От свечей в столовой было тепло и уютно, промозглый холод нетопленой квартиры растаял без следа. Задернутые портьеры не пускали ночь в дом. Хасан тут же принес дымящиеся глубокие чашки с разными хорешами – буквально это слово означало «суп», но на самом деле хореш представлял собой густое рагу из ягнятины или курицы с овощами, изюмом и всевозможными специями – и поло, изумительный иранский рис, который сначала слегка обваривался, а потом запекался в смазанном маслом блюде до образования твердой золотисто-коричневой корочки – одно из их любимейших блюд.
– Благослови Господь Шахразаду, увидишь ее – и сердце радуется.
Дженни улыбнулась ему:
– Да, она такая, и Паула тоже.
– Ты и сама ничего, Джен.
– Ладно тебе, но за эти слова можешь выпить еще стаканчик перед сном. Ну, как говорит Жан-Люк, bon appеtit![14 - Приятного аппетита (фр.).]
Они с энтузиазмом принялись за еду, блюда были восхитительные и напомнили им те ужины, которые они устраивали в своем доме для друзей.
– Джен, сегодня за обедом я столкнулся с Кристианом Толлоненом. Ты помнишь его? Друг Эрикки из финского посольства. Он сказал мне, что паспорт Азаде готов. Это хорошо, но знаешь, что меня ошарашило? Он заметил – так, между делом, – что восемь человек из каждого десятка его иранских друзей или знакомых уже уехали из Ирана и, если этот исход будет продолжаться теми же темпами, совсем скоро в стране останутся одни только муллы и их паства. Тут я стал своих знакомых подсчитывать и, знаешь, пришел примерно к тому же соотношению, если брать тех, кого можно было бы отнести к среднему и зажиточному классу.
– Я не виню их за то, что они уезжают.

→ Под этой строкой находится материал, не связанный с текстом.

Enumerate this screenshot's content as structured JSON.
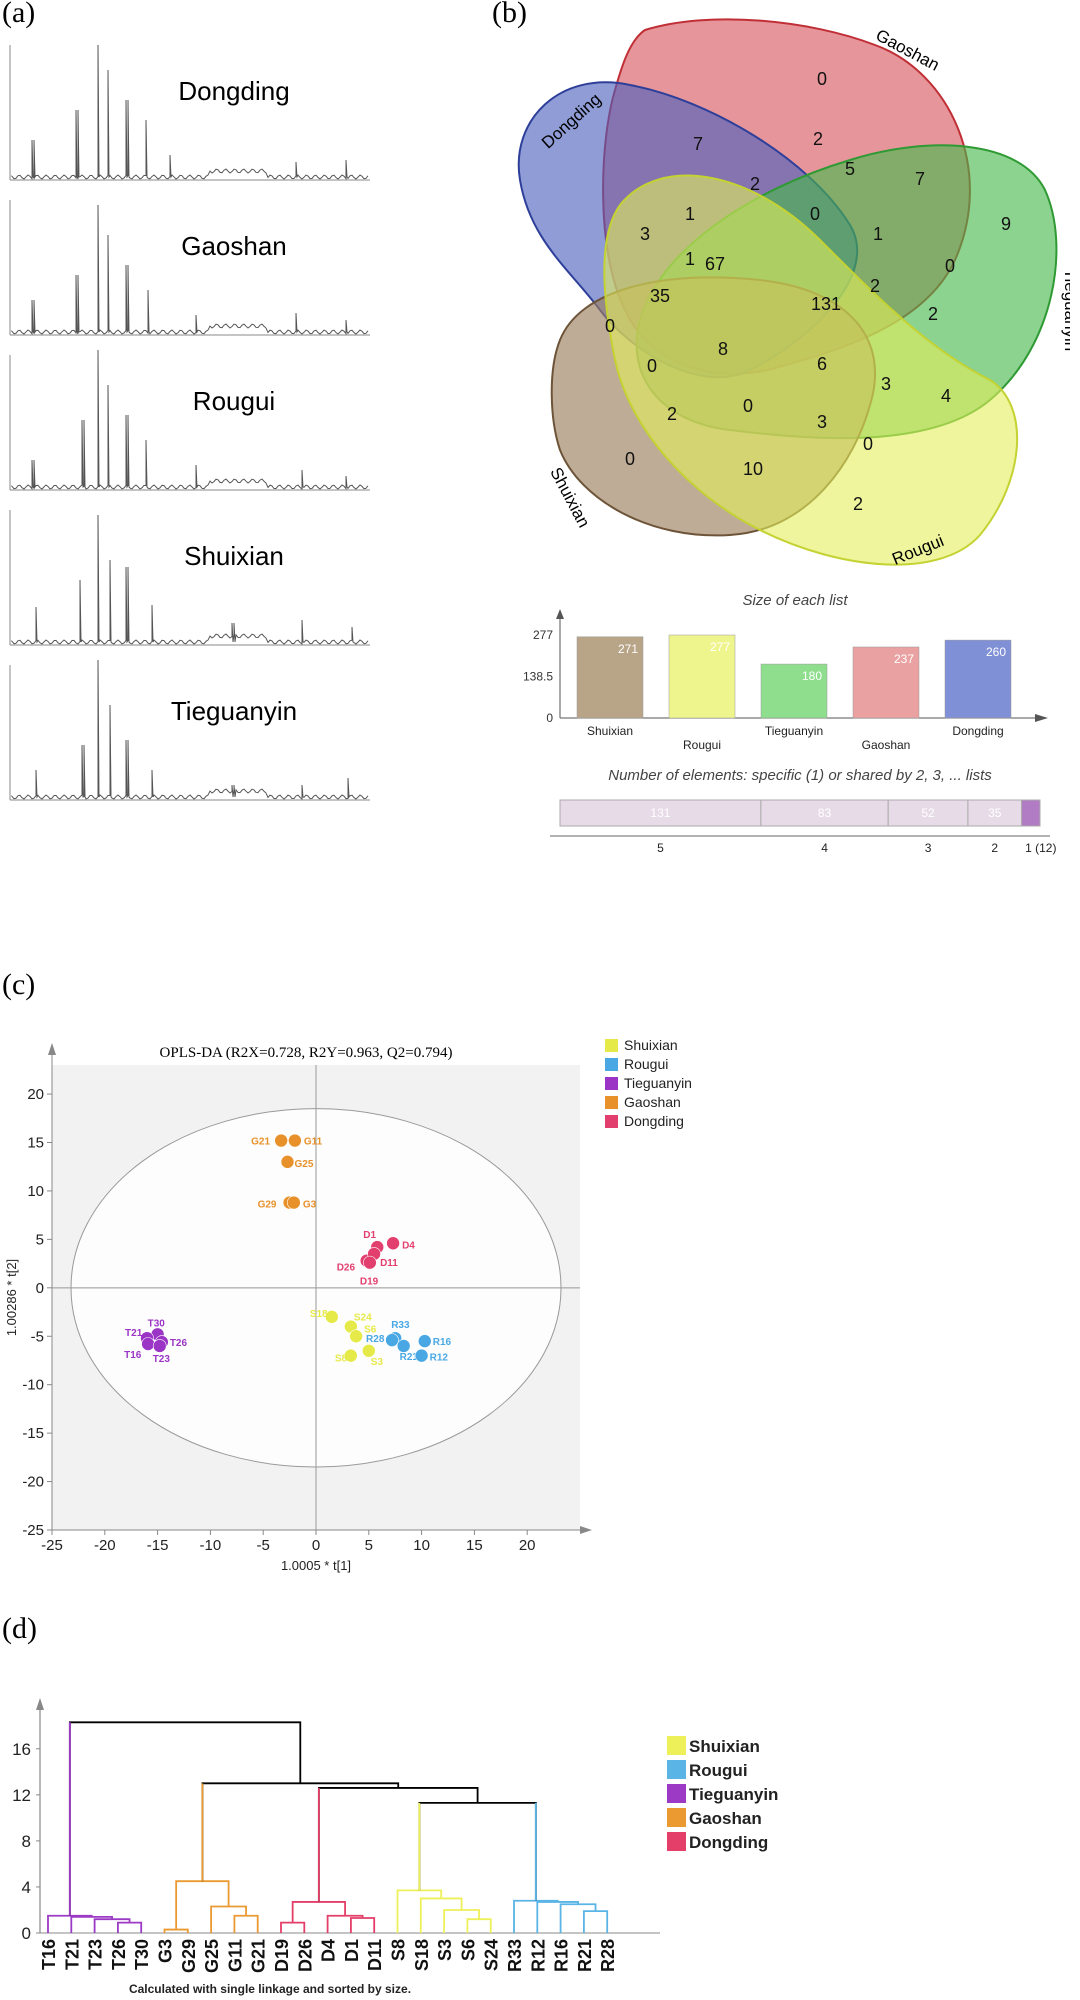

Я бы сделала то же самое. – Потом она невольно добавила: – Не думаю, что Шахразада уедет.
Мак-Ивер уловил в ее голосе подспудные интонации и изучающе посмотрел на нее.
Дженни поиграла кусочком золотистой рисовой корочки на тарелке и изменила свое решение ничего ему не говорить.
– Только, ради всего святого, не говори Тому, а то его удар хватит… да я и не знаю, сколько в этом правды, а сколько идеалистических фантазий юной девушки… но она тут мне радостно нашептала, что провела бо?льшую часть сегодняшнего дня в Дошан-Тапехе, где, по ее словам, началось настоящее восстание, с автоматами, гранатами и всем остальным…
– Господи!
– …всей душой на стороне, как она их называла, «наших славных борцов за свободу», к которым, как я понимаю, относятся солдаты и курсанты ВВС, несколько офицеров, «зеленые повязки», поддержанные тысячами людей из гражданского населения, против полиции, верных шаху войск и «Бессмертных»…
Глава 8
АЭРОПОРТ БЕНДЕР-ДЕЙЛЕМА. 19:50. С заходом солнца прибыли новые группы вооруженных революционеров, и теперь охрана стояла у всех ангаров и на всех подходах к аэропорту. Затаки сказал Руди Луцу, что сотрудникам «С-Г» запрещено покидать территорию аэропорта без разрешения, что они должны продолжать работать как обычно и что один или несколько из его людей будут сопровождать теперь каждый полет.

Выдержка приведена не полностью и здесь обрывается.